The feel of the Oxford Arms in Camden is intimate and friendly. After warm chitchat with strangers about the Camden Fringe Festival and frothing half-pints, we make our way to the Etcetera Theatre upstairs. We are given a American reflection of our downstairs preamble, except something is off. Everything is off. Jean (Maisie Norma Seaton) and her boyfriend, Bo (Esmonde Cole), are awaiting the arrival of Ted (Saul Barrett) before a high school reunion. Every few minutes, the convoluted haze of sexual tension and repressed trauma looms over the scene. This is how Nurit Chinn and Maxi Himpe’s Best of Three begins.

A modest theatre above a pub is a fitting venue. The actors have a command of the atmosphere that is at once inviting and claustrophobic. Seaton gives an electric performance of Jean, a restless woman haunted by her past. Frustration is constantly simmering beneath her flirtation and her antagonisms of both Bo and Ted. As the men revisit their conquests on the football field and enduring challenges of physical prowess, Jean feels left out and bored, the one feeling she cannot stand.

Ted’s recent breakup with his high-school sweetheart and lapse in mental stability adds a dangerous flare to his immediate chemistry with Jean. Barrett gives an energetic performance that flits between an oblivious jock and perpetual confusion of a disenchanted student. Ted’s college experience hit him hard and after his breakup, he does not feel confident with women and needs Bo to encourage him. Jean asks invasive questions and cuts to Ted’s core with the scathing remark: “being passive is the worst thing a person can be”.

Bo is a humble voice of reason, having returned from Princeton to his hometown without much explanation. He is content, reigns Jean in when she pushes too hard, and hates revisiting the past. And you can see why: combining his version of events with Ted’s creates uncomfortable conversations, leaving jealousy and shattered egos behind. It’s truly a shame that when we are about to see Bo’s character thrive, the script becomes foggy and overly ambiguous.

The majority of Chinn’s writing sets up some delicious dramatic conflict. The sexual undercurrent between the three of them and difficult dialogue was en route to lead up to some sort of explanation or conclusion. Bo and Ted panic together about what they did to Jean (at this point, we can’t be sure whether this is in the past or the present). Bo’s character takes a dark turn, insisting that everything is fine when clearly, they have inflicted some traumatic abuse on Jean. We are not sure what has happened at the climax of the play, which is where things start to falter.
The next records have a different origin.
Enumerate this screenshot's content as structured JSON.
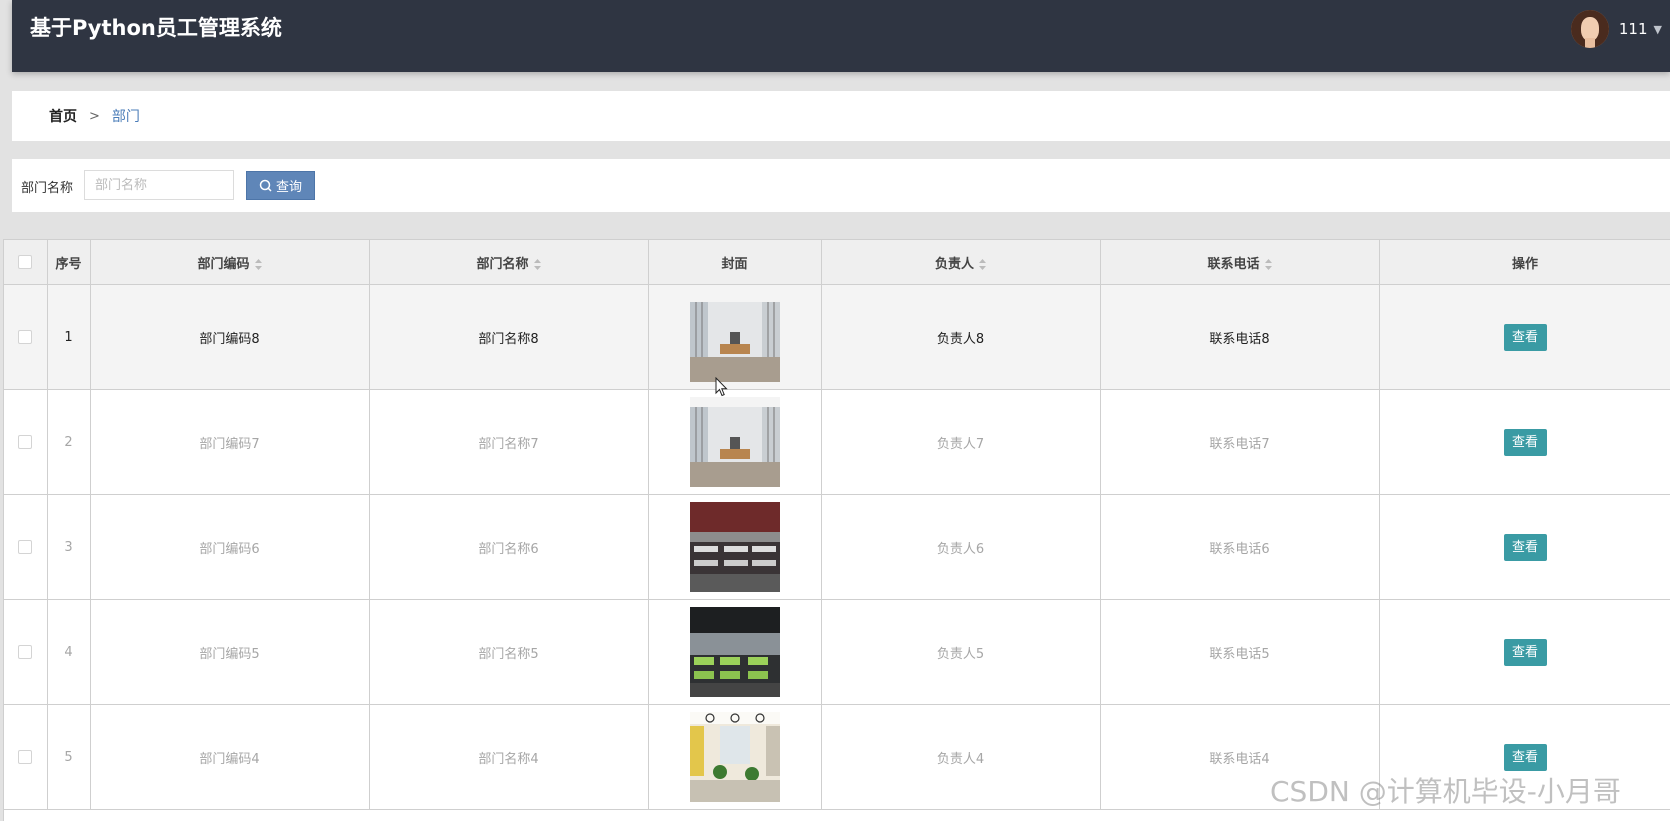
{
  "header": {
    "title": "基于Python员工管理系统",
    "username": "111"
  },
  "breadcrumb": {
    "home": "首页",
    "separator": ">",
    "current": "部门"
  },
  "search": {
    "label": "部门名称",
    "placeholder": "部门名称",
    "button_label": "查询"
  },
  "table": {
    "columns": {
      "index": "序号",
      "code": "部门编码",
      "name": "部门名称",
      "cover": "封面",
      "manager": "负责人",
      "phone": "联系电话",
      "actions": "操作"
    },
    "rows": [
      {
        "index": "1",
        "code": "部门编码8",
        "name": "部门名称8",
        "manager": "负责人8",
        "phone": "联系电话8",
        "action": "查看"
      },
      {
        "index": "2",
        "code": "部门编码7",
        "name": "部门名称7",
        "manager": "负责人7",
        "phone": "联系电话7",
        "action": "查看"
      },
      {
        "index": "3",
        "code": "部门编码6",
        "name": "部门名称6",
        "manager": "负责人6",
        "phone": "联系电话6",
        "action": "查看"
      },
      {
        "index": "4",
        "code": "部门编码5",
        "name": "部门名称5",
        "manager": "负责人5",
        "phone": "联系电话5",
        "action": "查看"
      },
      {
        "index": "5",
        "code": "部门编码4",
        "name": "部门名称4",
        "manager": "负责人4",
        "phone": "联系电话4",
        "action": "查看"
      }
    ]
  },
  "watermark": "CSDN @计算机毕设-小月哥",
  "colors": {
    "header_bg": "#2f3542",
    "search_button": "#5f86b8",
    "view_button": "#3a9ba4",
    "breadcrumb_current": "#4a7cb8"
  }
}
The last 20 minutes of Best of Three include flashback audio of a traumatic event, but we are not sure whose. We can assume that Jean is sitting on the toilet while the audio of drawn out dialogue from the high school reunion blares in the background. The audio quality leaves much to be desired; these conversations feel important, but it is difficult to hear what is being said. Jean’s scrubbing of the toilet lid does little to enlighten us as to what happened. Whether she is haunted by some trauma from her past or something happened between her and the guys that night is unclear.

With astounding actors and a dynamic setup, Best of Three nearly offered a nuanced, dark insight into trauma and memory. Unfortunately, the ending falls short, leaving us with too many questions as to what even happened. The play is on its way to being a brilliant piece but the ending ended up feeling confused and disoriented.